From a trading perspective, the unique aspect of notcoin lies in its path of 'close to 100% initial circulation' when NOT was listed. The distribution is heavily weighted towards miners, with Launchpool, ecosystem, and community incentives allocated proportionally. This structure reduces the uncertainty brought by traditional cliff/linear unlocking but also amplifies the 'rhythm of claiming and delivery' into the secondary market. Understanding notcoin requires looking beyond sentiment; it is essential to observe the supply-demand rhythm and the flow of task settlement.

The actionable observation framework is quite simple. First, look at the supply: the actual delivery scale of recent notcoin-related airdrops and task settlements; second, look at the demand: changes in the depth of main exchanges, proportions of active buy orders, and whether cross-exchange price differences are converging over the long term; third, look at conversion: whether wallets strongly related to notcoin tasks are quickly selling off or entering a longer on-market cycle. Compiling these three items into a weekly report is more reliable than 'listening for rumors'.

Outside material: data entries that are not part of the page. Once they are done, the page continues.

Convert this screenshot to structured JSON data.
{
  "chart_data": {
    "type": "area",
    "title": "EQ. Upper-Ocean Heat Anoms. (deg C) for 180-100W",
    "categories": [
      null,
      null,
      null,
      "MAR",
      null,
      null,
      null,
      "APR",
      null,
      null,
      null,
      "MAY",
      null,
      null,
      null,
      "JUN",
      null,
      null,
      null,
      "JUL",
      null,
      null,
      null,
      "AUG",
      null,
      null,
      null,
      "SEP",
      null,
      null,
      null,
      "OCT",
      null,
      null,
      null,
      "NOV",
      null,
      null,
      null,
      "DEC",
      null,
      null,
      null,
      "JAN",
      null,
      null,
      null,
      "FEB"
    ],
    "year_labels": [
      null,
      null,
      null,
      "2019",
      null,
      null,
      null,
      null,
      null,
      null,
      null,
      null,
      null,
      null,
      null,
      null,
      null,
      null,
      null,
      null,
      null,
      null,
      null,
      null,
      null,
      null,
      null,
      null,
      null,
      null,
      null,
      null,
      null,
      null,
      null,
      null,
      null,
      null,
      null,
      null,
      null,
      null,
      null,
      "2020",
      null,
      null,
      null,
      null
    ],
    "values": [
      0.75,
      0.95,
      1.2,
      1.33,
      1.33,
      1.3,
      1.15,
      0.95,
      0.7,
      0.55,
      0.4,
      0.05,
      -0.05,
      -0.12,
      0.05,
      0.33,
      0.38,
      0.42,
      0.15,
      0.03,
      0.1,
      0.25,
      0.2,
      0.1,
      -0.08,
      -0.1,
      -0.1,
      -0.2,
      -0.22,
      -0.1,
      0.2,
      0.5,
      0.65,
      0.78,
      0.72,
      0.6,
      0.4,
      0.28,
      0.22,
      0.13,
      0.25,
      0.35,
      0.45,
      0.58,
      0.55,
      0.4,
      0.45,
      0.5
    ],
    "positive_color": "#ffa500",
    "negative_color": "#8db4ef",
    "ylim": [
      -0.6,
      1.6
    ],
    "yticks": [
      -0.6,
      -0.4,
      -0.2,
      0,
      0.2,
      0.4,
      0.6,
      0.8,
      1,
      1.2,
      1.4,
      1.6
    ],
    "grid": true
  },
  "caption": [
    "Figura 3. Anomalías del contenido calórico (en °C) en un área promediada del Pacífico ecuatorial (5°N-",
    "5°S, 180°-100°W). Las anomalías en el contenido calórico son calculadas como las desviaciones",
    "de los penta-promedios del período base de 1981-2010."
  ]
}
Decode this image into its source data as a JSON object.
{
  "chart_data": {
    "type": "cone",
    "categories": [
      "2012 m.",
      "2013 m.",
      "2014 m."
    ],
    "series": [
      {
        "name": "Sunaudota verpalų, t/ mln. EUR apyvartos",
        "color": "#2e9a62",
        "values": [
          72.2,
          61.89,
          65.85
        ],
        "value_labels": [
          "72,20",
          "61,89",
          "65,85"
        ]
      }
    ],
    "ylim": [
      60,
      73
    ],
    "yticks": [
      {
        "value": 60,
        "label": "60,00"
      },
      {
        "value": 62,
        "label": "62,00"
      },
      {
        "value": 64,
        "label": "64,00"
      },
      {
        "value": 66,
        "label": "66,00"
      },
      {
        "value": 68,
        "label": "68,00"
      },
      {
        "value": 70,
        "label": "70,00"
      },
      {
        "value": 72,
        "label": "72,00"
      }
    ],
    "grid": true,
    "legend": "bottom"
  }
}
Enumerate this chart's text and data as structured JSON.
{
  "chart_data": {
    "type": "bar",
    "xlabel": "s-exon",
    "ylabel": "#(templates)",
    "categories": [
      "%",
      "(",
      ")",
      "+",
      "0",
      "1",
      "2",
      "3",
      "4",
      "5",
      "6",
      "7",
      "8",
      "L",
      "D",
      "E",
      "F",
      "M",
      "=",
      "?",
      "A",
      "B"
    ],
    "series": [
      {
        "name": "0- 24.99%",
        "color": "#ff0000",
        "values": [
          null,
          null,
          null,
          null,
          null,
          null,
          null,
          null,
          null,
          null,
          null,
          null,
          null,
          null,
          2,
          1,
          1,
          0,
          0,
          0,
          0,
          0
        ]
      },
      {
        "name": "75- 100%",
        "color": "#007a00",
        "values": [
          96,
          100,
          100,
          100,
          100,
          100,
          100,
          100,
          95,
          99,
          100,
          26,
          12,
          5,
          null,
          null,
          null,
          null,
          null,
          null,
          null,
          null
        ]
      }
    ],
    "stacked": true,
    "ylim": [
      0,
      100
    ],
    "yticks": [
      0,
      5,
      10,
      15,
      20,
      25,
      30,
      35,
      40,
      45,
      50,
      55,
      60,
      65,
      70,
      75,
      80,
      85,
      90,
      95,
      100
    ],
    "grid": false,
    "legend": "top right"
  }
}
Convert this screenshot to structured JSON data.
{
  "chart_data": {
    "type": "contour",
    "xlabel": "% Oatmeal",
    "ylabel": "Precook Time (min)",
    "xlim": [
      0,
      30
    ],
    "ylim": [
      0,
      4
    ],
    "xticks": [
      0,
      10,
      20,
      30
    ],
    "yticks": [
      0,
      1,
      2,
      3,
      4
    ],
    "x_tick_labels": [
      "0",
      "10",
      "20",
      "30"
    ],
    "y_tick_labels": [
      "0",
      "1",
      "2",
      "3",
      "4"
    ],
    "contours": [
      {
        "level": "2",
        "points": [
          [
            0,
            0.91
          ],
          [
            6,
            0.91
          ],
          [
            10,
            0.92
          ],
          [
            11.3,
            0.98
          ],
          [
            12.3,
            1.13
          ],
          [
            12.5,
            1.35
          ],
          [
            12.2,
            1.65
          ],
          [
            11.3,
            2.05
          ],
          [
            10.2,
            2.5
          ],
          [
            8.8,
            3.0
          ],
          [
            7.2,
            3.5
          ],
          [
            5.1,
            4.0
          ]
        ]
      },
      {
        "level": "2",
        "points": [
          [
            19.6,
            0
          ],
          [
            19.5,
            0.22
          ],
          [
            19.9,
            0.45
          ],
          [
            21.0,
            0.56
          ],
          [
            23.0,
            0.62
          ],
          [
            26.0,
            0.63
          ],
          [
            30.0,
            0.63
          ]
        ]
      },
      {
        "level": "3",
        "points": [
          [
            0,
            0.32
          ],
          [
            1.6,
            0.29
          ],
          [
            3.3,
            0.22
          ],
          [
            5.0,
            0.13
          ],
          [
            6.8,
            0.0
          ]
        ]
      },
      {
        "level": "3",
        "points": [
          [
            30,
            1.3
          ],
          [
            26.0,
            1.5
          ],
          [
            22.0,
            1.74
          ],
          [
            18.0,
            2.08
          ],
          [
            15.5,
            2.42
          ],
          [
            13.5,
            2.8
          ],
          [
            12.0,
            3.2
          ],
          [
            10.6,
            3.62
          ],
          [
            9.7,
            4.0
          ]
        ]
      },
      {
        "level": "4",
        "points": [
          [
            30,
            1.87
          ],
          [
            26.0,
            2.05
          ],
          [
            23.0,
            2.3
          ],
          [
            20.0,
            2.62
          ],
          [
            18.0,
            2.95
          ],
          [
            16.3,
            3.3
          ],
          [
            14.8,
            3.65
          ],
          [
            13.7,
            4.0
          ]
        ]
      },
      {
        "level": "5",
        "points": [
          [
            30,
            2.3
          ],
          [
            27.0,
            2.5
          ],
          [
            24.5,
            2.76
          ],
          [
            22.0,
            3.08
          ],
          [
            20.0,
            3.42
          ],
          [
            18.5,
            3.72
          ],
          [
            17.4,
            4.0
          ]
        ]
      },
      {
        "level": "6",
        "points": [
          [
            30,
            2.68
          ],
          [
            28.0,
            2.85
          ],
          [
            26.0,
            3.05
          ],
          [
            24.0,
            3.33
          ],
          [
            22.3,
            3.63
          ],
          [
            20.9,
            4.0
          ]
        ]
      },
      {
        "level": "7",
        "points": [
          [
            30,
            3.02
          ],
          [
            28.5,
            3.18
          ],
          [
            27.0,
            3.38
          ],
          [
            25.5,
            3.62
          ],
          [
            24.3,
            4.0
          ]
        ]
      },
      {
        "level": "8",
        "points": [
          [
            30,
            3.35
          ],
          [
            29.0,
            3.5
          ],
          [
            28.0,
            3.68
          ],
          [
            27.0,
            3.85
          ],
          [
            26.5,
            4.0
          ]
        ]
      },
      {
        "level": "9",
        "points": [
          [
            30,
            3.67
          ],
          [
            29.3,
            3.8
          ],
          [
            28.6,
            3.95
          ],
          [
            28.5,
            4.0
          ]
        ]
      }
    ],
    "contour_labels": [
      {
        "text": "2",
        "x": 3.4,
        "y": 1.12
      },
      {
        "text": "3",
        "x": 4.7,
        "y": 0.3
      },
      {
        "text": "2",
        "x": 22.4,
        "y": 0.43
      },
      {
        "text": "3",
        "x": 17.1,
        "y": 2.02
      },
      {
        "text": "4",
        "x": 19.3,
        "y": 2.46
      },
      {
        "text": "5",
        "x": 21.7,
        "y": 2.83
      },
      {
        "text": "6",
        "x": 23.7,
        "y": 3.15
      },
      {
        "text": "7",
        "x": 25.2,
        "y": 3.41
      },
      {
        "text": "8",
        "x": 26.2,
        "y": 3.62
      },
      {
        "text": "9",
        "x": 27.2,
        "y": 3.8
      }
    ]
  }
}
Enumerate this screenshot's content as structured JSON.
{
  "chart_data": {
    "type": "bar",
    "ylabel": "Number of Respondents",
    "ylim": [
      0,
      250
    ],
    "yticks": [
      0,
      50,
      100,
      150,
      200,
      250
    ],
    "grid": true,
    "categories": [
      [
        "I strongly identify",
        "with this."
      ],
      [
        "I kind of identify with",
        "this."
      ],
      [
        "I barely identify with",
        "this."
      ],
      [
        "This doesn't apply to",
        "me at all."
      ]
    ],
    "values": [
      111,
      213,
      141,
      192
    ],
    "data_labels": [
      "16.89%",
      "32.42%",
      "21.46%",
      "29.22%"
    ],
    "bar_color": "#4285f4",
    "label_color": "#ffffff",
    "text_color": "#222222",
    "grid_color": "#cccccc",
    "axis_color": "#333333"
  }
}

Risk management also needs to be structured. The activity periods of notcoin often bring intense trading windows, and short-term positions should have strict daily loss limits and holding time limits; medium-term positions should set 'stop-loss on narrative failure,' such as a decline in task completion volume over two consecutive weeks, deterioration in retention for secondary jumps, and thinning of primary market depth. Any decision 'to chase the trend due to hype' is best tied to a 'passive reduction' condition; otherwise, it can easily lead to holding onto emotions while enduring volatility.

For a longer-term judgment, it still returns to the 'degree of usage'. If notcoin's Explore / Offer is reused by more projects, with real interaction volume and retention on TON increasing, and the use of NOT in tasks, governance, and rights going up, then the 'utility value' of NOT will weaken the noise of market sentiment. Conversely, if the quality of activities declines, the cost of anti-witch actions rises, and the willingness of brands to reuse decreases, NOT is likely to return to an event-driven fluctuation rhythm. For readers of Binance Square, a pragmatic suggestion: create a fixed dashboard for notcoin's on-chain address data, trading depth, and task conversion, and then decide on positions, rather than letting secondary prices dictate actions.